Plastik bersifat alami dan biodegradable berbasis gelatin adalah bahan biodegradable tipis, fleksibel dan transparan berdasarkan biopolimer, untuk digunakan dalam kemasan makanan, penglepasan obat dan aplikasi lainnya terutama dalam bidang farmasi. Dalam pembentukan gelatin plastik yang kuat maka dibutuhkan pemlastis untuk mengubah beberapa sifat fungsional dan fisik, seperti meningkatkan fleksibilitas, sensitivitas kelembaban, dan juga sifat fungsional lainnya. Beberapa bahan pemlastis yang digunakan adalah sorbitol, gliserol, glutarahdehida dan lempung berpartikel nano. Penambahan pemlastis dapat meningkatkan sifat termal dan mekanik serta ketahanan kelembaban dan sifat penghalang uap air.
Plastik dari gelatin sapi yang ditambahkan dengan d-sorbitol (30% berat) sebagai pemlastis dan diikatsilangkan (cross-linked) dengan jumlah glutaraldehida rendah (GTA, dari 0 sampai 2% berat) menghasilkan plastik yang lebih berkualitas. Disamping itu, produsen plastik juga biasanya akan menambahkan zat anti bakteri untuk beberapa kemasan tertentu.
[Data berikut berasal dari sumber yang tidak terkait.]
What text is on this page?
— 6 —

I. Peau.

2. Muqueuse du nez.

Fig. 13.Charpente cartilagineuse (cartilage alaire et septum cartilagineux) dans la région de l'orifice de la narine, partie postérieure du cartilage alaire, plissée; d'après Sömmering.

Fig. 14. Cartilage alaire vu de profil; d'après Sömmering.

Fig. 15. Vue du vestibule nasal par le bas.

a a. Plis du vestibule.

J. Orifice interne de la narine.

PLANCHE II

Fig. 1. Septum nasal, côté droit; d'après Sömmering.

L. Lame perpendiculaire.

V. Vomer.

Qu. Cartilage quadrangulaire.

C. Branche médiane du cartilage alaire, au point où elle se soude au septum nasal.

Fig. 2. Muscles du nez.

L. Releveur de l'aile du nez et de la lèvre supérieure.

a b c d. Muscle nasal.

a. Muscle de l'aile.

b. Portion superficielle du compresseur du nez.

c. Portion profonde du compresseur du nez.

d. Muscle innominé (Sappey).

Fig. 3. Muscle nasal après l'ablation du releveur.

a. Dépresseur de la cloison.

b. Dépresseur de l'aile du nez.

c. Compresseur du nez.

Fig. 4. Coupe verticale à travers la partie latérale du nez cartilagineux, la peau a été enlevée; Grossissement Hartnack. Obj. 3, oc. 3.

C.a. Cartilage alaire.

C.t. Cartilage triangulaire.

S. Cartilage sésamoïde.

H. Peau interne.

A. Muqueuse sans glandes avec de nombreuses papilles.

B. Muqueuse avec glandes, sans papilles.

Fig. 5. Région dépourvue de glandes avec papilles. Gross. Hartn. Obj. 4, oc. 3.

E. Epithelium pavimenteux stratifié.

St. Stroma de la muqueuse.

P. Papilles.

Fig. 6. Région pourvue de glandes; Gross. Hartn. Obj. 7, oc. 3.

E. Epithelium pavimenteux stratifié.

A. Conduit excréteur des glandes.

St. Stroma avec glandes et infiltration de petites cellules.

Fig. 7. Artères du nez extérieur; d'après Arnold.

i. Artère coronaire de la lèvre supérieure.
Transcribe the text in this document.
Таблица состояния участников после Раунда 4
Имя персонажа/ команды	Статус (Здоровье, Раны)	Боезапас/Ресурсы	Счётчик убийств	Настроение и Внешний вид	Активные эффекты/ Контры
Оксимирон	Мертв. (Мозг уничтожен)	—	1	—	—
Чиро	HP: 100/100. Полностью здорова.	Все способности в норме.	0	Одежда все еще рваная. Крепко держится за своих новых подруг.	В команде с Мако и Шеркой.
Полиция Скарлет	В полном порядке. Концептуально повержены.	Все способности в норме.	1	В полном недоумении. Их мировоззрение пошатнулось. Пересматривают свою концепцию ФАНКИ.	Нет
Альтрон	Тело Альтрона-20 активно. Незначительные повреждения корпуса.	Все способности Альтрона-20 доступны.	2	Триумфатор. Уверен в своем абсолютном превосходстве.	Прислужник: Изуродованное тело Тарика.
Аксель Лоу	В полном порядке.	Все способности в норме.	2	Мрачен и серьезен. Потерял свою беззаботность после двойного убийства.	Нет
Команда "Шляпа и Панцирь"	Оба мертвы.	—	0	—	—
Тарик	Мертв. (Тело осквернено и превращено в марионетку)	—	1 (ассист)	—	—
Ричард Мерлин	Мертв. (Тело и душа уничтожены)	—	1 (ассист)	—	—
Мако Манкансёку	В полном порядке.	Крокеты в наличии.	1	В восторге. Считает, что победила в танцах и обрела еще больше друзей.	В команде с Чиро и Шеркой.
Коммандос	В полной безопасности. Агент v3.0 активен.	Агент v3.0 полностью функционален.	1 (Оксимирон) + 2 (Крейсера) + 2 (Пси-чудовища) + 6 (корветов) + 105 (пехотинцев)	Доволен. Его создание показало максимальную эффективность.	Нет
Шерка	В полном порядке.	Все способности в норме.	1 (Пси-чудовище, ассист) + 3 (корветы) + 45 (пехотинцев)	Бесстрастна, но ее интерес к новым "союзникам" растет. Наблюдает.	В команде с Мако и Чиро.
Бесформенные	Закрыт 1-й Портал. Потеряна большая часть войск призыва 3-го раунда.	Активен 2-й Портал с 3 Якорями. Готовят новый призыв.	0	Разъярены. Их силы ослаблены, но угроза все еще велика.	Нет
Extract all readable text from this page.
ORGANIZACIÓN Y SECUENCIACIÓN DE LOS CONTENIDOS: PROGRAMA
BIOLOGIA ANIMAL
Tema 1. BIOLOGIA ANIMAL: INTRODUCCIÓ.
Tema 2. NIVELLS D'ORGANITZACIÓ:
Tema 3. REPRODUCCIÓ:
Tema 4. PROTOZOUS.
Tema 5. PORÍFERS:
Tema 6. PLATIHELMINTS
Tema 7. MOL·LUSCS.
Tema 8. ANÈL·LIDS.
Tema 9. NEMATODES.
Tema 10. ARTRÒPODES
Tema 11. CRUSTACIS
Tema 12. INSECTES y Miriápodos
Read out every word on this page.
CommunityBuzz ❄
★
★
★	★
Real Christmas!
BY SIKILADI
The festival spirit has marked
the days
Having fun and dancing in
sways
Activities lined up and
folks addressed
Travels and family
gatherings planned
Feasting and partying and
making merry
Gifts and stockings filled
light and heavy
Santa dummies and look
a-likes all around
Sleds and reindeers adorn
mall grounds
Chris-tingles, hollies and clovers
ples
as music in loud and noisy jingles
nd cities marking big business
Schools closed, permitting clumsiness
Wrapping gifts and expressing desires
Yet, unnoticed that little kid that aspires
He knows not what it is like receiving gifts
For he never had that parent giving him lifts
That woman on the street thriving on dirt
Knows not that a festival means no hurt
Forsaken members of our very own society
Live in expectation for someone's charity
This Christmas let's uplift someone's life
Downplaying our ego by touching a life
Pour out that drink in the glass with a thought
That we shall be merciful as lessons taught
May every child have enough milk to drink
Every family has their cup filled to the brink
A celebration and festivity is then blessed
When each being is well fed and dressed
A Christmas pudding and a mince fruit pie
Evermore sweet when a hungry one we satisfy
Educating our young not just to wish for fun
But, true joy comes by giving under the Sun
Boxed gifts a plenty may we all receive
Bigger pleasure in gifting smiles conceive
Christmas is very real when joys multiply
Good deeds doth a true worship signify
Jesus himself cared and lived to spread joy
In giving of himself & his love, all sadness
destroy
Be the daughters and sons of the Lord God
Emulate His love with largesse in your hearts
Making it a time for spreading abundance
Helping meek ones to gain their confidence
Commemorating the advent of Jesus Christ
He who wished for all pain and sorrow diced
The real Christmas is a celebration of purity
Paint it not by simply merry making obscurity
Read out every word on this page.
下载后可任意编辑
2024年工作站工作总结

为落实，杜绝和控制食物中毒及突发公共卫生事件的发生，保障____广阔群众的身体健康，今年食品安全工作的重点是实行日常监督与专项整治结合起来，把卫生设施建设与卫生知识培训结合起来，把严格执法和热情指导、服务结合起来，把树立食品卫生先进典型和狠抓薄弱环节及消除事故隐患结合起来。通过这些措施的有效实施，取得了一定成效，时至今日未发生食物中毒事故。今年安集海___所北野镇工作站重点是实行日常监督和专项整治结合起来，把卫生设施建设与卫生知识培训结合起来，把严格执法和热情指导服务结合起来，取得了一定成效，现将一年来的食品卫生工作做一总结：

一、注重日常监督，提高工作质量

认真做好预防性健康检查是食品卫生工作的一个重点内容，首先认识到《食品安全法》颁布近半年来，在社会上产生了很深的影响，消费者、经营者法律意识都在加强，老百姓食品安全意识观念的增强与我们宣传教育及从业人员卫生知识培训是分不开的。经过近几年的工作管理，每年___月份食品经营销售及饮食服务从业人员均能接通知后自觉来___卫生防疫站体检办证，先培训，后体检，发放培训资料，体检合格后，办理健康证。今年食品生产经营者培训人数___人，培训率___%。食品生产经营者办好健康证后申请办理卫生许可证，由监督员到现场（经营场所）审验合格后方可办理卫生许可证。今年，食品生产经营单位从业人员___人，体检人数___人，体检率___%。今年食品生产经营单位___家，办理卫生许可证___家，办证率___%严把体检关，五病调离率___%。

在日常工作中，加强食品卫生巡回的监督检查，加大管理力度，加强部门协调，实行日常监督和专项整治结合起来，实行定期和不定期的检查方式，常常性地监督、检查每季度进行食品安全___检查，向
Zat anti bakteri yang ditambahkan adalah perak nitrat dalam ukuran nano sehingga plastik yang terbentuk dinamakan bahan kemasan aktif (active packaging material).
Sekarang telah terjadi perubahan permintaan konsumen dan pasar akan produk pangan, dimana konsumen menuntut produk pangan yang bermutu tinggi, dapat disiapkan di rumah, segar, lebih dapat dipercaya, lebih baik dibandingkan dengan pengalengan, lebih konsisten, mutu seragam, dan biaya murah. Hal ini menyebabkan kemasan plastik merupakan pilihan yang paling tepat, karena dapat memenuhi semua tuntutan konsumen.
Jenis-jenis film plastik yang ada di pasaran sangat beragam, sehingga perlu pengetahuan yang baik untuk dapat menentukan jenis kemasan plastik yang tepat untuk pengemasan produk pangan. Dalam memilih jenis kemasan yang tepat, selain pertimbangan dapat mencegah kerusakan bahan pangan yang dikemas juga ada tantangan untuk memfabrikasi plastik sesuai dengan kehalalan dan kethoyyiban. Untuk kemudahan pemilihan plastik yang halal dan berkualitas maka di pasaran sudah banyak produk plastik yang bersertifikat halal.